El impacto real del RIGI en el mercado laboral: entre 200.000 y 300.000 empleos, pero con matices
Diversos estudios estiman que el Régimen de Incentivos a las Grandes Inversiones podría crear entre 200.000 y 300.000 puestos de trabajo, aunque advierten que minería y energía son sectores intensivos en capital y que la migración al Interior será acotada.
El Régimen de Incentivos a las Grandes Inversiones (RIGI), uno de los pilares de la Ley Bases, promete ser un motor para la economía argentina. Diversos estudios privados y oficiales estiman que podría generar entre 200.000 y 300.000 empleos directos e indirectos en los próximos años. Sin embargo, el impacto en el mercado laboral no es tan lineal como se presenta.
Según un informe reciente de la consultora Ecolatina, el grueso de estas inversiones se concentrará en minería, energía y oil & gas. Estos sectores son altamente intensivos en capital: por cada millón de dólares invertido, generan menos puestos de trabajo que industrias manufactureras o de servicios. “La hipótesis de una mayor migración laboral hacia el Interior es razonable, pero acotada”, señala el documento.
El RIGI ofrece beneficios fiscales y aduaneros a proyectos de más de 200 millones de dólares.

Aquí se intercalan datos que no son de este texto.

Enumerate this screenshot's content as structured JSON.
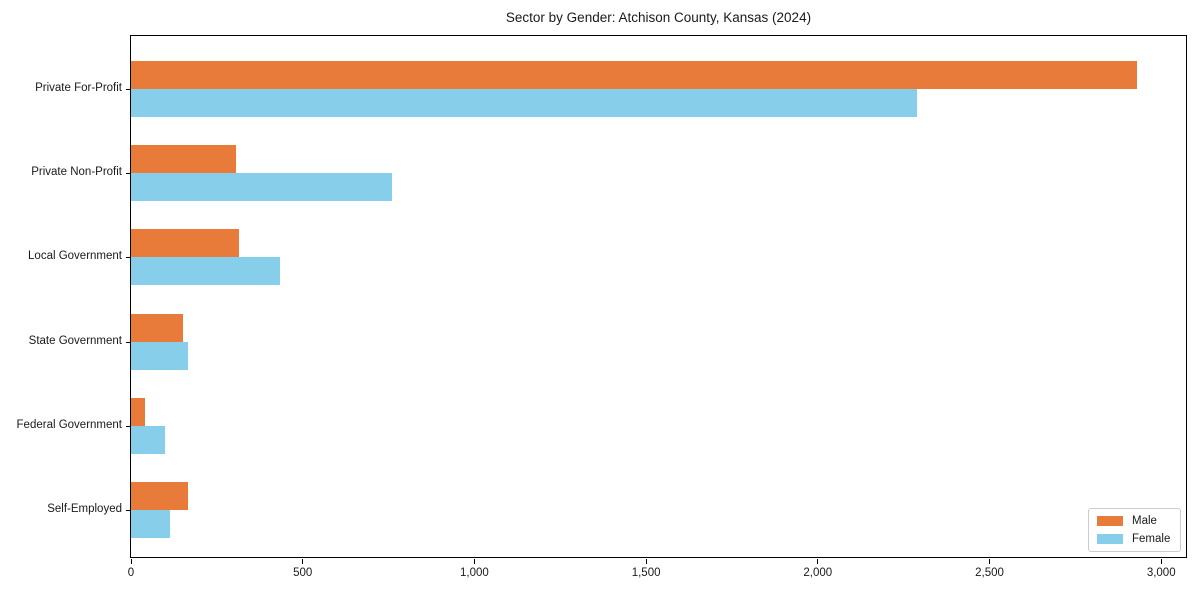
{
  "title": "Sector by Gender: Atchison County, Kansas (2024)",
  "colors": {
    "male": "#E87A3A",
    "female": "#87CEEB",
    "text": "#1a1a1a",
    "spine": "#000000",
    "legend_border": "#cccccc",
    "background": "#ffffff"
  },
  "legend": {
    "items": [
      {
        "label": "Male",
        "color": "#E87A3A"
      },
      {
        "label": "Female",
        "color": "#87CEEB"
      }
    ]
  },
  "x_axis": {
    "tick_labels": [
      "0",
      "500",
      "1,000",
      "1,500",
      "2,000",
      "2,500",
      "3,000"
    ],
    "tick_values": [
      0,
      500,
      1000,
      1500,
      2000,
      2500,
      3000
    ]
  },
  "chart_data": {
    "type": "bar",
    "orientation": "horizontal",
    "title": "Sector by Gender: Atchison County, Kansas (2024)",
    "categories": [
      "Private For-Profit",
      "Private Non-Profit",
      "Local Government",
      "State Government",
      "Federal Government",
      "Self-Employed"
    ],
    "series": [
      {
        "name": "Male",
        "color": "#E87A3A",
        "values": [
          2930,
          305,
          315,
          150,
          40,
          165
        ]
      },
      {
        "name": "Female",
        "color": "#87CEEB",
        "values": [
          2290,
          760,
          435,
          165,
          100,
          115
        ]
      }
    ],
    "xlabel": "",
    "ylabel": "",
    "xlim": [
      0,
      3078
    ],
    "x_ticks": [
      0,
      500,
      1000,
      1500,
      2000,
      2500,
      3000
    ],
    "grid": false,
    "legend_position": "lower right"
  }
}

En la práctica, esto acelera la aprobación de iniciativas en litio, cobre, hidrógeno verde y energías renovables, principalmente en provincias como Catamarca, San Juan, Salta y Neuquén. El gobierno estima que solo en Vaca Muerta y el litio se podrían sumar unos 120.000 empleos indirectos.
Sin embargo, los especialistas advierten que la mayoría de estos puestos serán temporarios durante la etapa de construcción. Una vez que las plantas o minas entran en operación, la mano de obra se reduce drásticamente. Un estudio de la Universidad de San Andrés coincide: por cada 100 millones invertidos en minería, se crean entre 80 y 120 empleos directos en la fase de explotación, una cifra baja comparada con otros rubros.
Desde el Ministerio de Economía defienden el régimen argumentando que los empleos indirectos multiplican el efecto. Proveedores locales, logística, hotelería y servicios en las provincias receptoras serían los grandes ganadores. En Jujuy, por ejemplo, la expansión del litio ya generó un boom en el sector de la construcción y el transporte.
El desafío pasa por la formación de recursos humanos. Muchas de las posiciones calificadas (ingenieros, técnicos especializados en perforación o procesamiento mineral) no se cubren fácilmente con mano de obra local. Por eso, varias empresas ya anticipan que traerán personal de otras provincias o incluso del exterior durante los primeros años.
Otro punto clave es la distribución geográfica. Si bien el Interior concentra las inversiones, Buenos Aires, Córdoba y Santa Fe seguirían captando buena parte de los empleos indirectos a través de industrias proveedoras. La migración masiva que algunos imaginan parece poco probable: los estudios hablan de un movimiento de entre 40.000 y 70.000 trabajadores hacia las provincias mineras en los próximos cinco años.
Desde los sindicatos, el panorama se ve con cautela. La CGT y algunos gremios de la construcción piden que se garantice la prioridad de trabajadores argentinos y que se incluyan cláusulas de capacitación obligatoria. “No queremos que sea como en los ‘90, donde las grandes obras traían mano de obra externa y dejaban poco en las provincias”, planteó un dirigente consultado.
En resumen, el RIGI puede ser un impulso importante para el empleo en un país con más de 7% de desocupación, pero no es la solución mágica. Su impacto dependerá de cómo se articulen las políticas de formación, cómo se integren las PyMEs locales a las cadenas de valor y de cuánto tiempo se mantengan las inversiones una vez terminada la etapa de incentivos.
Los próximos meses serán clave: a medida que se aprueben los primeros proyectos bajo el nuevo régimen, se podrá medir con mayor precisión si esas estimaciones de 200.000 a 300.000 empleos se cumplen o si, como ocurre a menudo, el número final queda bastante por debajo de las expectativas iniciales.